NewUser76312•7mo ago
Good comment, agree for the most part.

>wrappers that implement proprietary algorithms can still thrive in the long run.

This is true, but they need to defend from multiple fronts. Do you believe in Perplexity long-term, or a) OpenAI moving into search, or b) Google moving their search into AI.

It's an interesting hybrid product where I suppose the winner is unclear, because it seems Perplexity has executed fast and strong thus far.

thimabi•7mo ago
> Do you believe in Perplexity long-term, or a) OpenAI moving into search, or b) Google moving their search into AI.

I must confess that I’ve never used Perplexity, as ChatGPT works incredibly well for me. Never felt the need to try something new, and maybe that says something about Perplexity’s future.
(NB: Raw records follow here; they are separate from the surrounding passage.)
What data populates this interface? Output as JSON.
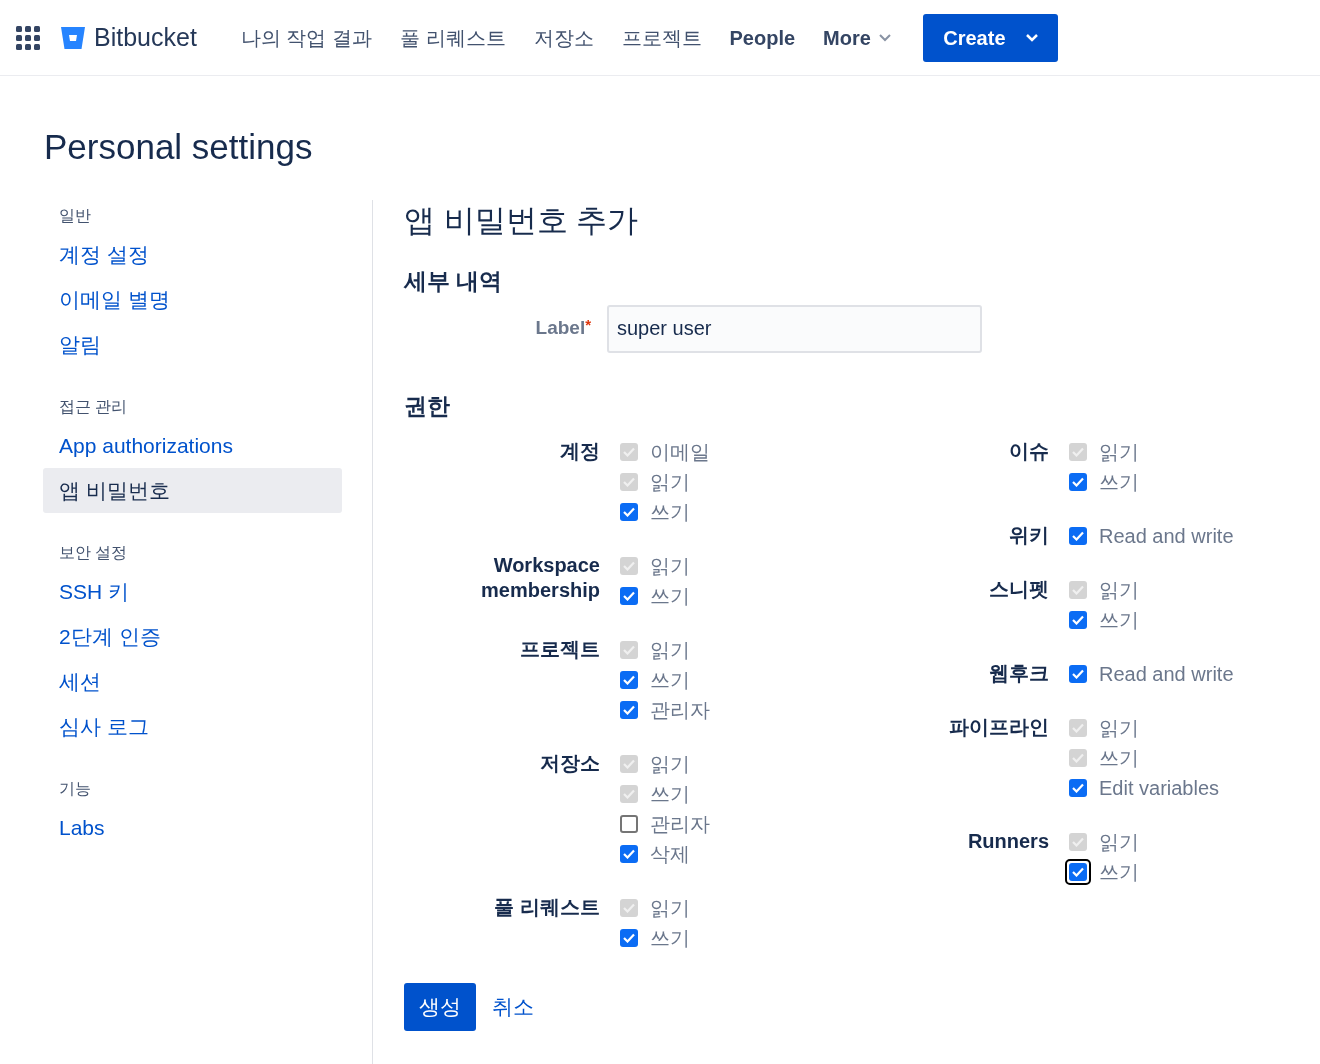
{
  "nav": {
    "product": "Bitbucket",
    "items": [
      {
        "label": "나의 작업 결과",
        "kind": "link"
      },
      {
        "label": "풀 리퀘스트",
        "kind": "link"
      },
      {
        "label": "저장소",
        "kind": "link"
      },
      {
        "label": "프로젝트",
        "kind": "link"
      },
      {
        "label": "People",
        "kind": "link"
      },
      {
        "label": "More",
        "kind": "dropdown"
      }
    ],
    "create": "Create"
  },
  "page_title": "Personal settings",
  "sidebar": [
    {
      "heading": "일반",
      "items": [
        {
          "label": "계정 설정",
          "selected": false
        },
        {
          "label": "이메일 별명",
          "selected": false
        },
        {
          "label": "알림",
          "selected": false
        }
      ]
    },
    {
      "heading": "접근 관리",
      "items": [
        {
          "label": "App authorizations",
          "selected": false
        },
        {
          "label": "앱 비밀번호",
          "selected": true
        }
      ]
    },
    {
      "heading": "보안 설정",
      "items": [
        {
          "label": "SSH 키",
          "selected": false
        },
        {
          "label": "2단계 인증",
          "selected": false
        },
        {
          "label": "세션",
          "selected": false
        },
        {
          "label": "심사 로그",
          "selected": false
        }
      ]
    },
    {
      "heading": "기능",
      "items": [
        {
          "label": "Labs",
          "selected": false
        }
      ]
    }
  ],
  "form": {
    "title": "앱 비밀번호 추가",
    "details_heading": "세부 내역",
    "label_field": {
      "label": "Label",
      "required_mark": "*",
      "value": "super user"
    },
    "permissions_heading": "권한",
    "columns": [
      [
        {
          "name": "계정",
          "options": [
            {
              "label": "이메일",
              "checked": true,
              "disabled": true,
              "focused": false
            },
            {
              "label": "읽기",
              "checked": true,
              "disabled": true,
              "focused": false
            },
            {
              "label": "쓰기",
              "checked": true,
              "disabled": false,
              "focused": false
            }
          ]
        },
        {
          "name": "Workspace membership",
          "options": [
            {
              "label": "읽기",
              "checked": true,
              "disabled": true,
              "focused": false
            },
            {
              "label": "쓰기",
              "checked": true,
              "disabled": false,
              "focused": false
            }
          ]
        },
        {
          "name": "프로젝트",
          "options": [
            {
              "label": "읽기",
              "checked": true,
              "disabled": true,
              "focused": false
            },
            {
              "label": "쓰기",
              "checked": true,
              "disabled": false,
              "focused": false
            },
            {
              "label": "관리자",
              "checked": true,
              "disabled": false,
              "focused": false
            }
          ]
        },
        {
          "name": "저장소",
          "options": [
            {
              "label": "읽기",
              "checked": true,
              "disabled": true,
              "focused": false
            },
            {
              "label": "쓰기",
              "checked": true,
              "disabled": true,
              "focused": false
            },
            {
              "label": "관리자",
              "checked": false,
              "disabled": false,
              "focused": false
            },
            {
              "label": "삭제",
              "checked": true,
              "disabled": false,
              "focused": false
            }
          ]
        },
        {
          "name": "풀 리퀘스트",
          "options": [
            {
              "label": "읽기",
              "checked": true,
              "disabled": true,
              "focused": false
            },
            {
              "label": "쓰기",
              "checked": true,
              "disabled": false,
              "focused": false
            }
          ]
        }
      ],
      [
        {
          "name": "이슈",
          "options": [
            {
              "label": "읽기",
              "checked": true,
              "disabled": true,
              "focused": false
            },
            {
              "label": "쓰기",
              "checked": true,
              "disabled": false,
              "focused": false
            }
          ]
        },
        {
          "name": "위키",
          "options": [
            {
              "label": "Read and write",
              "checked": true,
              "disabled": false,
              "focused": false
            }
          ]
        },
        {
          "name": "스니펫",
          "options": [
            {
              "label": "읽기",
              "checked": true,
              "disabled": true,
              "focused": false
            },
            {
              "label": "쓰기",
              "checked": true,
              "disabled": false,
              "focused": false
            }
          ]
        },
        {
          "name": "웹후크",
          "options": [
            {
              "label": "Read and write",
              "checked": true,
              "disabled": false,
              "focused": false
            }
          ]
        },
        {
          "name": "파이프라인",
          "options": [
            {
              "label": "읽기",
              "checked": true,
              "disabled": true,
              "focused": false
            },
            {
              "label": "쓰기",
              "checked": true,
              "disabled": true,
              "focused": false
            },
            {
              "label": "Edit variables",
              "checked": true,
              "disabled": false,
              "focused": false
            }
          ]
        },
        {
          "name": "Runners",
          "options": [
            {
              "label": "읽기",
              "checked": true,
              "disabled": true,
              "focused": false
            },
            {
              "label": "쓰기",
              "checked": true,
              "disabled": false,
              "focused": true
            }
          ]
        }
      ]
    ],
    "submit": "생성",
    "cancel": "취소"
  }
}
Ironically enough, I find Google’s AI-based search awful, so for me ChatGPT has replaced Google for the most part.

If I had to guess, I concur that the winner in this space is still unclear. And that fierce competition is very good for us as customers.

ns-148•7mo ago
I think that pricing it will be challenging, given the outcome can be achieved in other ways for less money but perhaps with a touch more effort.

However, if they solve a genuine problem, do that one thing very well, package it very well and provide sufficient value-add around it, then why couldn't they be a success? There are many successful products like that today.

The other challenge is that because it's relatively easy to do, there's a lot of noise. Standing out from the crowd will be hard.